Thereafter, she was frequently aware of him, sometimes playing table tennis or shuffleboard with other young men, sometimes strolling with Swedish and Danish girls, and twice he had nodded to her with courteous indifference. Of the lot aboard, she had decided, he was easily the most attractive. He was of medium height, wavy hair as black as her own, straight features on a square face, with prominent jaw and muscular neck. His shoulders and chest were athletic, narrowing to flat hips. He was given to wearing expensive casual sport shirts and sweaters, with his denim trousers.
She wondered if they would meet, and on the fifth day, they did. She was seated on the deck beside the green horse-racing mat, clutching her tickets
, watching the two women passengers shake the dice, one for the number of the wooden horse, the other for the number of moves. Someone gripped the empty chair beside her, and then pulled it into line and sat down.
‘Do you mind?’ It was he.
She automatically tensed, as she always did, and was less cordial than she had intended. ‘Public grandstand,’ she said, indicating the other passengers.

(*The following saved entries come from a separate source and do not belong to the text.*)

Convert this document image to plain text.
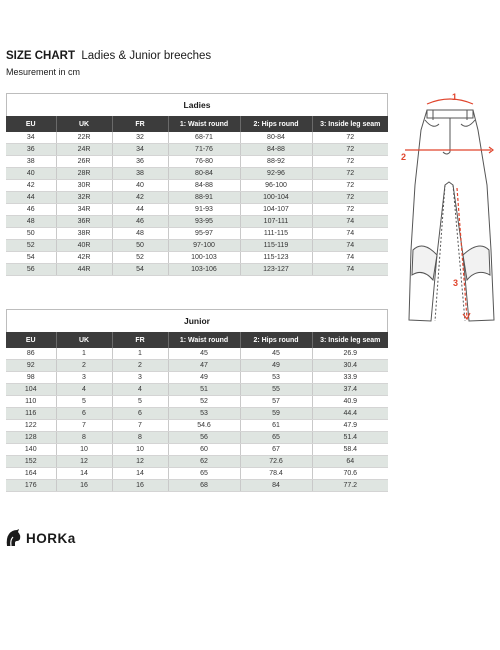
SIZE CHART Ladies & Junior breeches
Mesurement in cm
Ladies
EU	UK	FR	1: Waist round	2: Hips round	3: Inside leg seam
34	22R	32	68-71	80-84	72
36	24R	34	71-76	84-88	72
38	26R	36	76-80	88-92	72
40	28R	38	80-84	92-96	72
42	30R	40	84-88	96-100	72
44	32R	42	88-91	100-104	72
46	34R	44	91-93	104-107	72
48	36R	46	93-95	107-111	74
50	38R	48	95-97	111-115	74
52	40R	50	97-100	115-119	74
54	42R	52	100-103	115-123	74
56	44R	54	103-106	123-127	74
Junior
EU	UK	FR	1: Waist round	2: Hips round	3: Inside leg seam
86	1	1	45	45	26.9
92	2	2	47	49	30.4
98	3	3	49	53	33.9
104	4	4	51	55	37.4
110	5	5	52	57	40.9
116	6	6	53	59	44.4
122	7	7	54.6	61	47.9
128	8	8	56	65	51.4
140	10	10	60	67	58.4
152	12	12	62	72.6	64
164	14	14	65	78.4	70.6
176	16	16	68	84	77.2
1
2
3
HORKa
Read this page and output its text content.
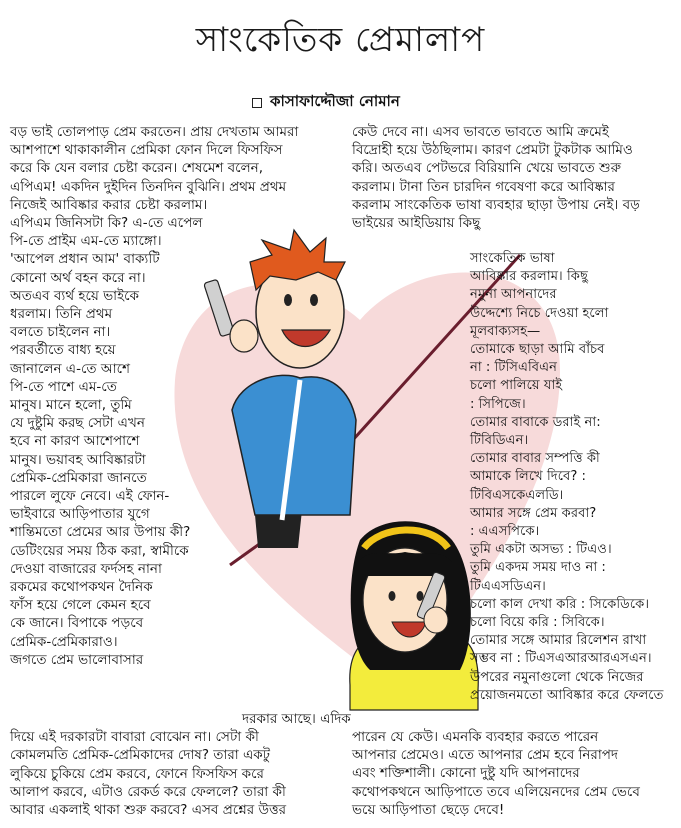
সাংকেতিক প্রেমালাপ
কাসাফাদ্দৌজা নোমান
বড় ভাই তোলপাড় প্রেম করতেন। প্রায় দেখতাম আমরা
আশপাশে থাকাকালীন প্রেমিকা ফোন দিলে ফিসফিস
করে কি যেন বলার চেষ্টা করেন। শেষমেশ বলেন,
এপিএম! একদিন দুইদিন তিনদিন বুঝিনি। প্রথম প্রথম
নিজেই আবিষ্কার করার চেষ্টা করলাম।
এপিএম জিনিসটা কি? এ-তে এপেল
পি-তে প্রাইম এম-তে ম্যাঙ্গো।
'আপেল প্রধান আম' বাক্যটি
কোনো অর্থ বহন করে না।
অতএব ব্যর্থ হয়ে ভাইকে
ধরলাম। তিনি প্রথম
বলতে চাইলেন না।
পরবর্তীতে বাধ্য হয়ে
জানালেন এ-তে আশে
পি-তে পাশে এম-তে
মানুষ। মানে হলো, তুমি
যে দুষ্টুমি করছ সেটা এখন
হবে না কারণ আশেপাশে
মানুষ। ভয়াবহ আবিষ্কারটা
প্রেমিক-প্রেমিকারা জানতে
পারলে লুফে নেবে। এই ফোন-
ভাইবারে আড়িপাতার যুগে
শান্তিমতো প্রেমের আর উপায় কী?
ডেটিংয়ের সময় ঠিক করা, স্বামীকে
দেওয়া বাজারের ফর্দসহ নানা
রকমের কথোপকথন দৈনিক
ফাঁস হয়ে গেলে কেমন হবে
কে জানে। বিপাকে পড়বে
প্রেমিক-প্রেমিকারাও।
জগতে প্রেম ভালোবাসার
কেউ দেবে না। এসব ভাবতে ভাবতে আমি ক্রমেই
বিদ্রোহী হয়ে উঠছিলাম। কারণ প্রেমটা টুকটাক আমিও
করি। অতএব পেটভরে বিরিয়ানি খেয়ে ভাবতে শুরু
করলাম। টানা তিন চারদিন গবেষণা করে আবিষ্কার
করলাম সাংকেতিক ভাষা ব্যবহার ছাড়া উপায় নেই। বড়
ভাইয়ের আইডিয়ায় কিছু
সাংকেতিক ভাষা
আবিষ্কার করলাম। কিছু
নমুনা আপনাদের
উদ্দেশ্যে নিচে দেওয়া হলো
মূলবাক্যসহ—
তোমাকে ছাড়া আমি বাঁচব
না : টিসিএবিএন
চলো পালিয়ে যাই
: সিপিজে।
তোমার বাবাকে ডরাই না:
টিবিডিএন।
তোমার বাবার সম্পত্তি কী
আমাকে লিখে দিবে? :
টিবিএসকেএলডি।
আমার সঙ্গে প্রেম করবা?
: এএসপিকে।
তুমি একটা অসভ্য : টিএও।
তুমি একদম সময় দাও না :
টিএএসডিএন।
চলো কাল দেখা করি : সিকেডিকে।
চলো বিয়ে করি : সিবিকে।
তোমার সঙ্গে আমার রিলেশন রাখা
সম্ভব না : টিএসএআরআরএসএন।
উপরের নমুনাগুলো থেকে নিজের
প্রয়োজনমতো আবিষ্কার করে ফেলতে
দরকার আছে। এদিক
দিয়ে এই দরকারটা বাবারা বোঝেন না। সেটা কী
কোমলমতি প্রেমিক-প্রেমিকাদের দোষ? তারা একটু
লুকিয়ে চুকিয়ে প্রেম করবে, ফোনে ফিসফিস করে
আলাপ করবে, এটাও রেকর্ড করে ফেললে? তারা কী
আবার একলাই থাকা শুরু করবে? এসব প্রশ্নের উত্তর
পারেন যে কেউ। এমনকি ব্যবহার করতে পারেন
আপনার প্রেমেও। এতে আপনার প্রেম হবে নিরাপদ
এবং শক্তিশালী। কোনো দুষ্টু যদি আপনাদের
কথোপকথনে আড়িপাতে তবে এলিয়েনদের প্রেম ভেবে
ভয়ে আড়িপাতা ছেড়ে দেবে!
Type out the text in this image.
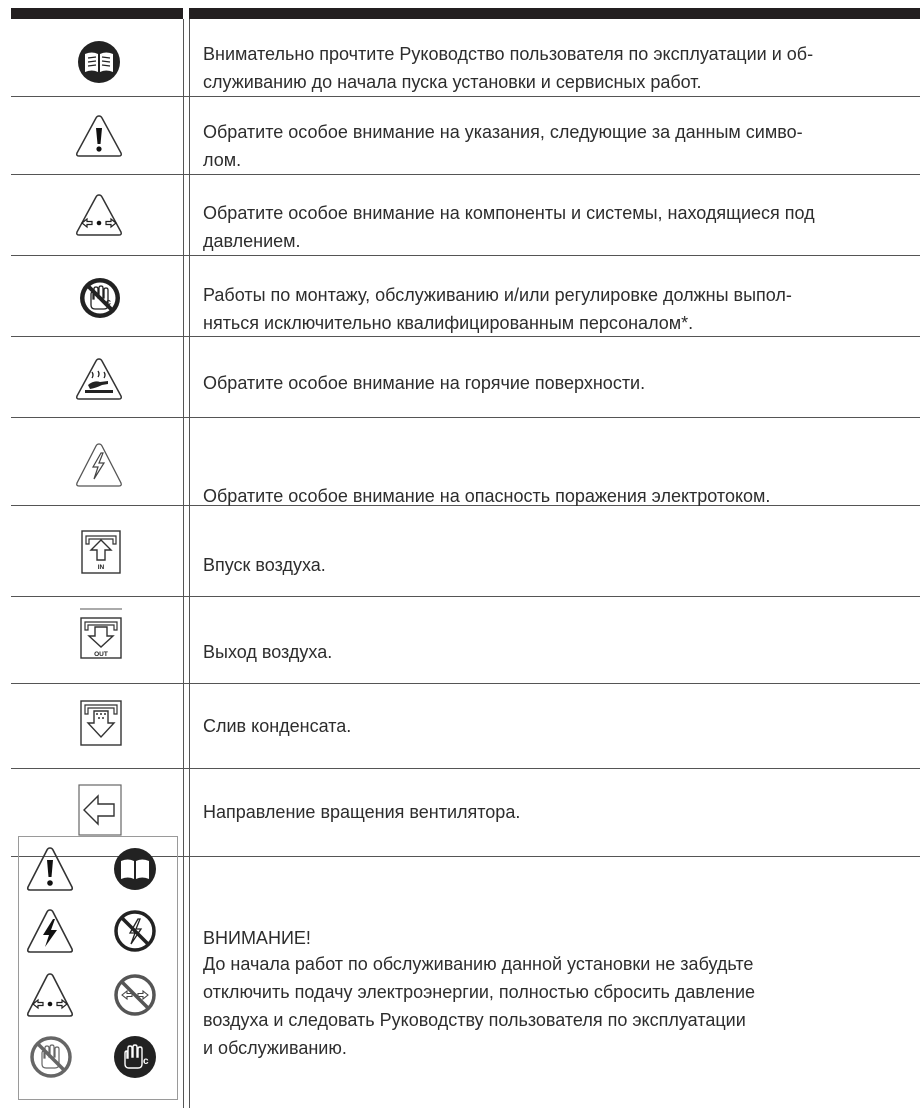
Внимательно прочтите Руководство пользователя по эксплуатации и об-
служиванию до начала пуска установки и сервисных работ.
Обратите особое внимание на указания, следующие за данным симво-
лом.
Обратите особое внимание на компоненты и системы, находящиеся под
давлением.
c	Работы по монтажу, обслуживанию и/или регулировке должны выпол-
няться исключительно квалифицированным персоналом*.
Обратите особое внимание на горячие поверхности.
Обратите особое внимание на опасность поражения электротоком.
IN	Впуск воздуха.
OUT	Выход воздуха.
Слив конденсата.
Направление вращения вентилятора.
c
ВНИМАНИЕ!
До начала работ по обслуживанию данной установки не забудьте
отключить подачу электроэнергии, полностью сбросить давление
воздуха и следовать Руководству пользователя по эксплуатации
и обслуживанию.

‘I’m Mark Claborn,’ he said. ‘Attorney-at-law. Chicago.’
‘How nice.’
She considered introducing herself, but before she could, he had solved that problem. ‘You are Miss Emily Stratman. Atlanta. En route to Stockholm to help your uncle cart off the loot.’
‘Well, I would hardly put it that way-’
‘No, no. I’m kidding. I’m very impressed with your uncle. He’s the only authentic genius I’ve ever seen close up, though once, when I was a boy, someone pointed out Clarence Darrow driving past. But your uncle-I always try to stand near him, when he’s surrounded, just to glean a few words of wisdom.’
‘How did you know my name?’
‘I asked the purser. It’s a long trip-my first time on a ship, to tell the truth, not counting the Great Lakes cruise I took two years ago. Is this your maiden voyage, too?’
She considered her reply. ‘In a way, I suppose so. Actually, I was born in Germany -’
‘Really? I would never have guessed it.’
‘Because I was brought to the United States when I was very young.’ She smiled. ‘Oh, I’m true-blue American by now. I’ve been through the Age of Truman, of Tennessee Williams, of Stan Musial-Rodgers and Hammerstein, Dr. Jonas Salk, Rocky Marciano, Joseph McCarthy-you see?’
‘You’ve just passed with an A-plus.’ He paused. ‘Where are you going after Stockholm?’
‘Home.’
His face reflected disappointment. ‘Too bad. I won’t be in Stockholm, but I’ll be in Copenhagen, Paris, Rome. Vacation. I was hoping we’d run into each other again.’